Auch die Langsamkeit der Veränderung will ausgehalten und bewusst wahrgenommen werden. Ein langsames Einüben von Veränderung ist nämlich die größte Garantie dafür, dass die geplanten Veränderungen auch wirklich umgesetzt werden. Dabei unterstützt die Bereitschaft, nach Niederlagen immer wieder neu anfangen zu wollen. Nur dann kommt man voran. Geduld ist also das Bewusstsein dafür, wie man wirklich ist und dafür, ein „Mensch im Werden“ zu sein. Neben der Geduld für uns brauchen wir auch Geduld für die Menschen in unserer Umgebung. Sie müssen ebenso ausgehalten und hingenommen werden, wie wir selbst.
„Mündiges und verantwortungsvolles Leben beginnt damit, dass man annimmt, was ist.“
Mehr als bloß Passivität
Geduld zu lernen ist also nur möglich mit der Einsicht: So funktioniert die Welt, so geht das Leben, so bin ich, so ist der oder die andere. Geduld ist die Weisheit, die Dinge so sehen und annehmen zu können, wie sie sind und das verändern zu wollen, was möglich ist. Deshalb gehört zur Geduld viel Kraft. Nur starke Menschen können aktiv Geduld üben und immer wieder frisch beginnen. Geduld ohne Kraft ist bloße Passivität und wird zum willenlosen Hinnehmen. Lebendige Geduld entsteht zwischen dem, was man hat und dem, was man haben möchte. Zwischen dem, was man leisten möchte und dem, was man leisten kann.
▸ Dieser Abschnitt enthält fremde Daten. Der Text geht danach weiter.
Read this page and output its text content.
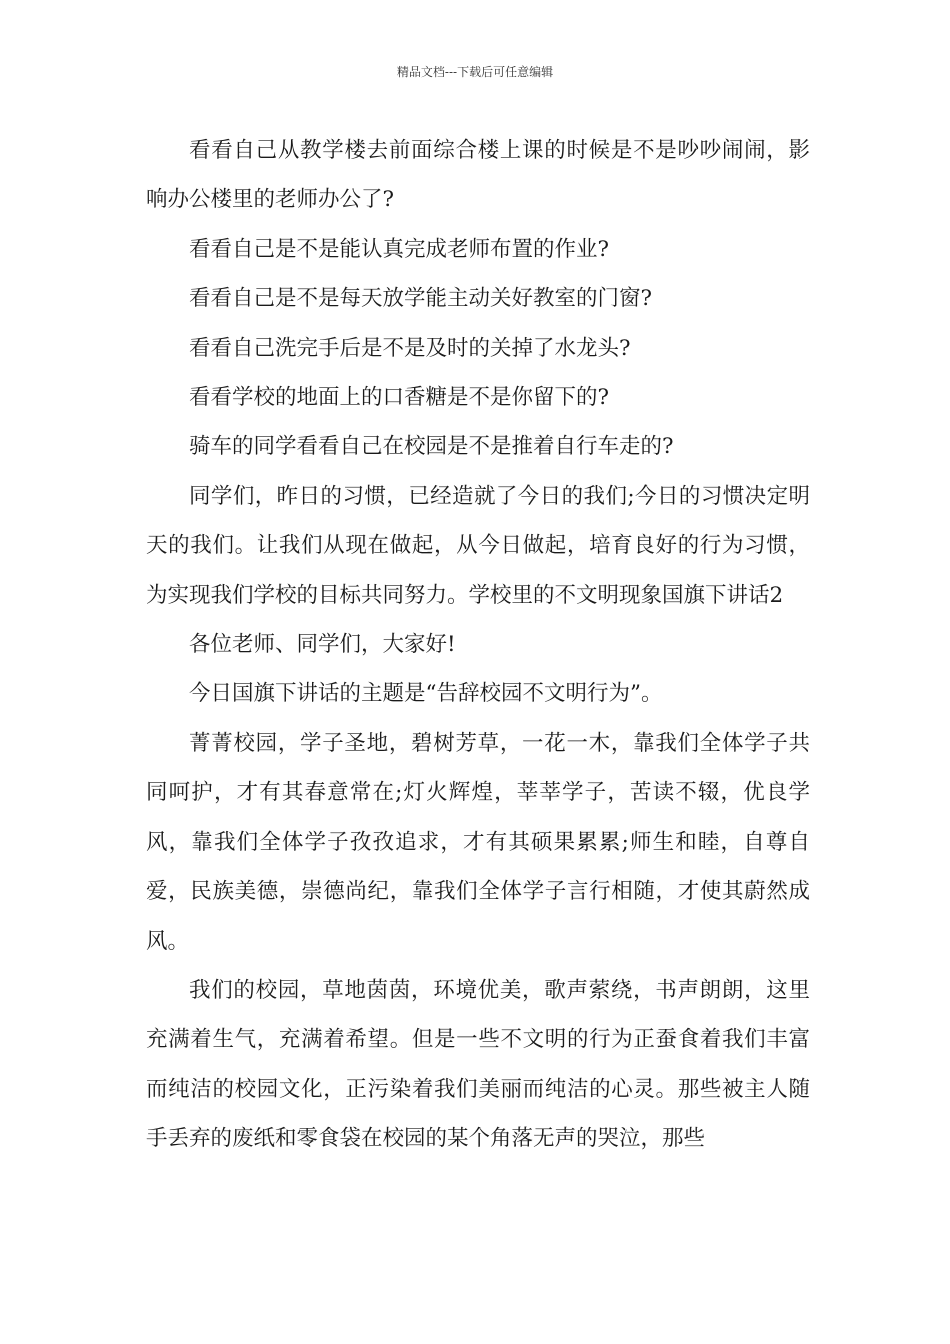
精品文档---下载后可任意编辑

看看自己从教学楼去前面综合楼上课的时候是不是吵吵闹闹，影响办公楼里的老师办公了?

看看自己是不是能认真完成老师布置的作业?

看看自己是不是每天放学能主动关好教室的门窗?

看看自己洗完手后是不是及时的关掉了水龙头?

看看学校的地面上的口香糖是不是你留下的?

骑车的同学看看自己在校园是不是推着自行车走的?

同学们，昨日的习惯，已经造就了今日的我们;今日的习惯决定明天的我们。让我们从现在做起，从今日做起，培育良好的行为习惯，为实现我们学校的目标共同努力。学校里的不文明现象国旗下讲话2

各位老师、同学们，大家好!

今日国旗下讲话的主题是“告辞校园不文明行为”。

菁菁校园，学子圣地，碧树芳草，一花一木，靠我们全体学子共同呵护，才有其春意常在;灯火辉煌，莘莘学子，苦读不辍，优良学风，靠我们全体学子孜孜追求，才有其硕果累累;师生和睦，自尊自爱，民族美德，崇德尚纪，靠我们全体学子言行相随，才使其蔚然成风。

我们的校园，草地茵茵，环境优美，歌声萦绕，书声朗朗，这里充满着生气，充满着希望。但是一些不文明的行为正蚕食着我们丰富而纯洁的校园文化，正污染着我们美丽而纯洁的心灵。那些被主人随手丢弃的废纸和零食袋在校园的某个角落无声的哭泣，那些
Man könnte auch sagen: zwischen dem, was man sich wünscht und dem, was man schon hat. Das Aushalten dieser Spannung und das immer neu Zusammensetzen von Möglichkeiten – das ist Geduld. Das ist wichtig im Umgang mit sich selbst, es gilt für Erziehende, für Vorgesetzte, aber auch für ein gelingendes Miteinander im zwischenmenschlichen Raum.
Sich langsam steigern
Geduldiger zu werden kann man tatsächlich üben: Schalten Sie Ihr Navi immer mal stumm und genießen Sie eine tonlose Autofahrt, freuen Sie sich im Stau über so gewonnene Lebenszeit für sich selbst, schenken Sie einem extremen Langweiler auf einer Party Ihre ungeteilte Aufmerksamkeit, lassen Sie Ihr Handy im Aufzug in der Tasche und kosten Sie die Pause aus. Akzeptieren Sie Ihre Genesungsphase nach einer Erkrankung und Wartezeiten, wo immer sie damit herausgefordert sind, oder die Langsamkeit von Menschen ohne Murren. Treffen Sie kleine Abmachungen für Geduldsübungen mit sich selbst und halten Sie diese eisern ein. Steigern Sie Ihre Übungen langsam – egal ob im Alltag oder im Urlaub, mit sich selbst oder anderen, im Restaurant oder Schnellimbiss, bei Freunden, Verwandten oder Unbekannten.
Eine meiner kleinen Übungen war schon sehr erfolgreich: Im Stau schaffe ich es mittlerweile ganz gut, geduldig zu sein, und ich bin deshalb ein bisschen stolz auf mich. Irgendwann habe ich nämlich verstanden: Ob ich ungeduldig bin oder nicht, ob ich mich aufrege oder gelassen bleibe, auf einen Stau hat das keinen Einfluss. Er bleibt so lange wie er bleibt. Dann doch lieber gelassen und geduldig bleiben. Ich weiß: geduldig sein, werden oder bleiben ist wohl für manche Menschen eine lebenslange Übung. Dabei gibt es mir Hoffnung und immer neuen Auftrieb, dass ich kleine Fortschritte sehen kann. Und: Ich will die Sprache des Himmels lernen!